A further consideration is what young lawyers want from their career. They want recognition; transparency in how salaries are calculated; regular and timely performance feedback; and a better understanding of the business of law. But most importantly they want career development and meaningful work. If they don’t see it they have no qualms about moving on to find it.

The old adage that ‘people don’t leave jobs, they leave managers’ is also alive and well in the legal profession and is compounded by the partnership structure which leads to a lack of professional managers in law firms. Most partners wear many business hats and their people management can suffer as a result. It is an area that warrants more investment from firms.

Another symptom of the traditional structure of law firms is the relative lack of internal mobility, with the result that lawyers tend to specialise quickly – but that pigeonholing can cause discontent. A desire to move to another area of work is a common reason people leave.

These findings point to some obvious solutions for improving retention and thereby creating strong teams where skills, knowledge and experience stay with your company. However, none of that will address the elephant in the room. That is that higher job mobility is the new norm and average tenures have become shorter and shorter over the last 20 years – so we can’t just point at those pesky millennials!

Figures last year from Statistics New Zealand show that the average tenure for a lawyer in 4 years, but it is much shorter than that for Gen Y and Millennials.

Is it time to start recognising that turnover is inevitable and embracing the positive aspects of bringing new talent into the business. It could be shifting investment in training to newer employees in order to get them up-to-speed as soon as possible. This is one way of focusing on productivity rather than time served. Is it better to have a high flyer for a shorter period or an average achiever for longer?
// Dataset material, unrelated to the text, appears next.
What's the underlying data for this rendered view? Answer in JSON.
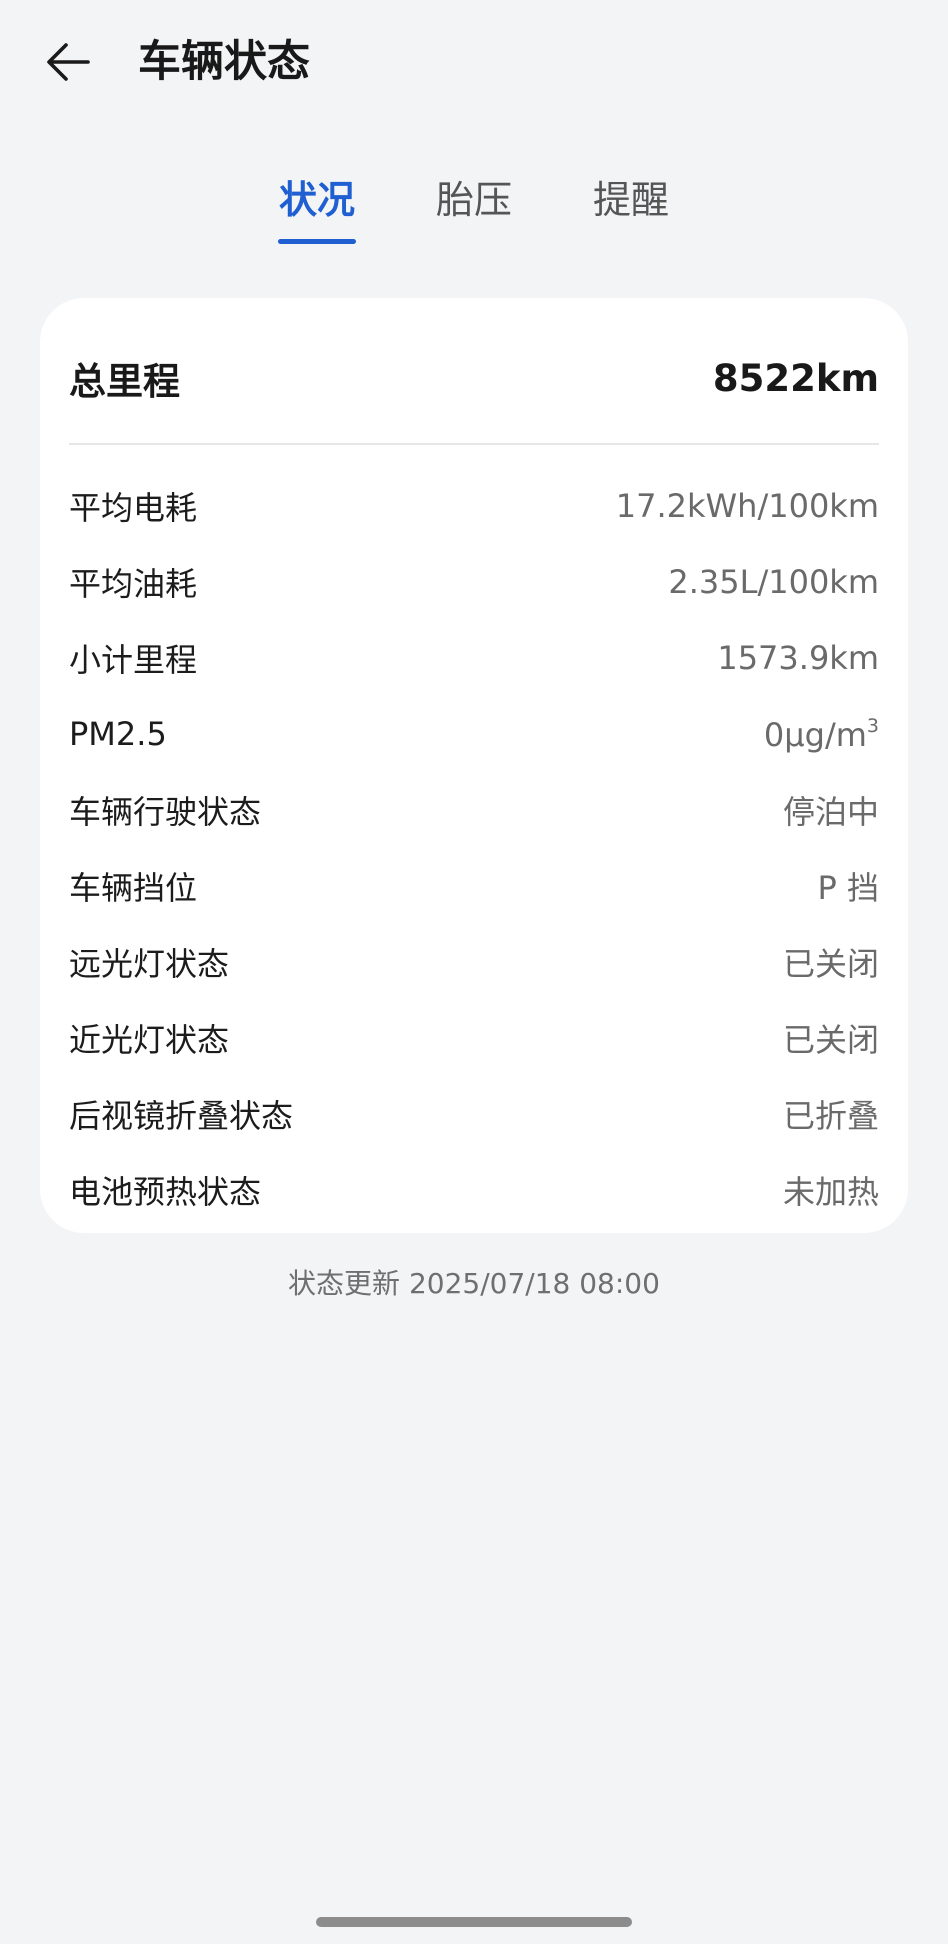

Another approach has been dubbed a ‘Tour of Duty’ which places a set of goals on each new recruit. If they achieve those goals then the hire was a success even if they choose to leave. Even better they decide to stay for another ‘tour’.

And perhaps most importantly of all, when people leave, make it a positive experience for them and make sure there is an active and engaging alumni program. That way they will feel like their contribution and presence was valued. Not only is there an increased chance they will come back armed with the lovely experience they have gained elsewhere, you will also have a positive advocate out in the market who can recommend you as an employer.